PS: Although from my understanding it's not really relevant to humans disease, could Dick talk about the liver fluke worm, dicrocoelium dendriticum on TWiP? I recently heard about it, and it's life cycle seems absolutely fascinating.
I recently developed a science obsession that led me to learning about viruses and ERVs. I found your show in the search, and although most of the terminology is unfamiliar to me, my progression through your virology 101 podcasts, as well as some serious web searching is helping to bring me up to speed. I listened to your podcast on ERVs - and I've read numerous articles and scientific papers.
In all of that, I've never heard a comprehensive description of how an ERV enters the germline.
In those regards, I have some specific questions:
1.) How does a retrovirus bypass the blood-testes barrier to reach the germ cells? I understand that HIV does so by "hiding" in white blood cells. Are any other retroviruses capable of doing this (i.e.: they must be able to bind to CD4 receptors)?
2.) Of the 5 types of ERVs: Alpharetroviruses, Betaretroviruses, Gammaretroviruses, Lentiviruses, and Spumaviruses, is it known that any of them have the correct surface proteins to bind to germ cell specific binding sites? I read that the common sperm cell binding sites are heparan sulfate and mannose receptors. I'm not sure if those are the same for spermatagonia.
3.) Once inside a germ cell, how does a retrovirus successfully integrate its DNA into the host DNA? I read some HIV studies where the sperm of deceased HIV patients were examined - as well as studies where HIV was introduced to sperm in vitro. In no case was the viral DNA inserted into the host's chromosomes - even though the virus was found within the germ cells. One study suggested that a low hydrolytic activity in the cytosol of sperm prohibited viral uncoating.
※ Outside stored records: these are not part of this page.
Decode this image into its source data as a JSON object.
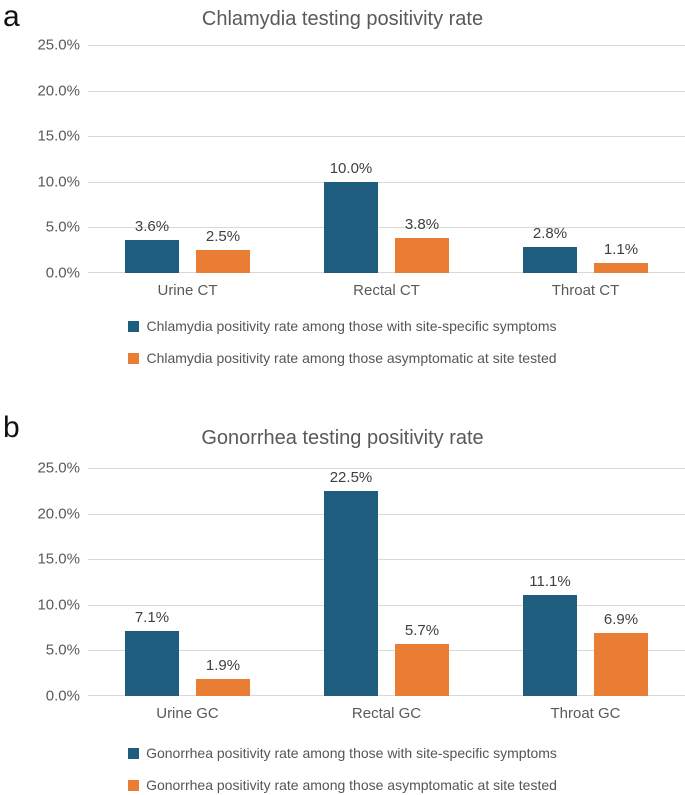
{
  "figure": {
    "background": "#ffffff"
  },
  "colors": {
    "series_symptomatic": "#1f5d7e",
    "series_asymptomatic": "#e87d33",
    "title_text": "#595959",
    "axis_tick_text": "#595959",
    "data_label_text": "#404040",
    "gridline": "#d9d9d9",
    "legend_text": "#555555",
    "panel_label_text": "#111111"
  },
  "chart_data": [
    {
      "type": "bar",
      "panel_label": "a",
      "title": "Chlamydia testing positivity rate",
      "categories": [
        "Urine CT",
        "Rectal CT",
        "Throat CT"
      ],
      "series": [
        {
          "name": "Chlamydia positivity rate among those with site-specific symptoms",
          "color": "#1f5d7e",
          "values": [
            3.6,
            10.0,
            2.8
          ],
          "data_labels": [
            "3.6%",
            "10.0%",
            "2.8%"
          ]
        },
        {
          "name": "Chlamydia positivity rate among those asymptomatic at site tested",
          "color": "#e87d33",
          "values": [
            2.5,
            3.8,
            1.1
          ],
          "data_labels": [
            "2.5%",
            "3.8%",
            "1.1%"
          ]
        }
      ],
      "xlabel": "",
      "ylabel": "",
      "ylim": [
        0,
        25
      ],
      "ytick_labels": [
        "25.0%",
        "20.0%",
        "15.0%",
        "10.0%",
        "5.0%",
        "0.0%"
      ],
      "grid": true,
      "legend_position": "bottom"
    },
    {
      "type": "bar",
      "panel_label": "b",
      "title": "Gonorrhea testing positivity rate",
      "categories": [
        "Urine GC",
        "Rectal GC",
        "Throat GC"
      ],
      "series": [
        {
          "name": "Gonorrhea positivity rate among those with site-specific symptoms",
          "color": "#1f5d7e",
          "values": [
            7.1,
            22.5,
            11.1
          ],
          "data_labels": [
            "7.1%",
            "22.5%",
            "11.1%"
          ]
        },
        {
          "name": "Gonorrhea positivity rate among those asymptomatic at site tested",
          "color": "#e87d33",
          "values": [
            1.9,
            5.7,
            6.9
          ],
          "data_labels": [
            "1.9%",
            "5.7%",
            "6.9%"
          ]
        }
      ],
      "xlabel": "",
      "ylabel": "",
      "ylim": [
        0,
        25
      ],
      "ytick_labels": [
        "25.0%",
        "20.0%",
        "15.0%",
        "10.0%",
        "5.0%",
        "0.0%"
      ],
      "grid": true,
      "legend_position": "bottom"
    }
  ]
}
Could the tightly wound structure of sperm chromatin also hinder viral DNA insertion?
4.) My guess is that a retrovirus would have more success inserting its DNA in a spermatagonia stem cell than in a developed sperm. How would the spermatagonia be able to survive such an infection? Wouldn't the viral infection and subsequent release of new viruses eventually destroy the stem cell? It if survived, would the host produce sperm cells with the retrovirus insert for the rest of host's life? Or would the host have to reproduce while actively infected with the retrovirus before the immune system wipes it out?
5.) Lastly, if the retrovirus was able to jump through the previously mentioned hoops and a provirus infected sperm fertilized an egg, how would the forming baby be able to survive having a provirus in every cell of its body? It's my understanding that the majority of modern day exogenous retroviruses cause cancers, lymphomas, and leukemia. How does any child survive long enough to reproduce when these pathogenic forces are at work in every cell of its body?
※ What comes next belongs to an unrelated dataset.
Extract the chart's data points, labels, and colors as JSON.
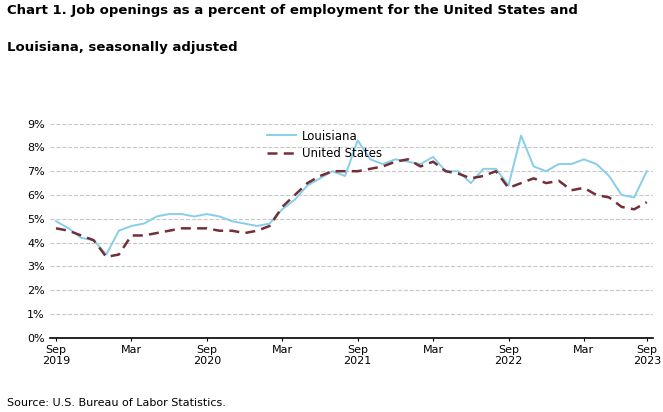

I appreciate any help you can lend. I'm also wondering if I will have to listen to a podcast to hear my answers read to me, or if you will respond via email?
A fan of your show….. I would like to hear your comments upon reading this relatively recent publication in the Journal of Virology:
Isolation of an Infectious Endogenous Retrovirus in a Proportion of Live Attenuated Vaccines for Pets ….J Virol. 2010 April; 84(7): 3690–3694. Published online 2010 January 27. doi:10.1128/JVI.02715-09.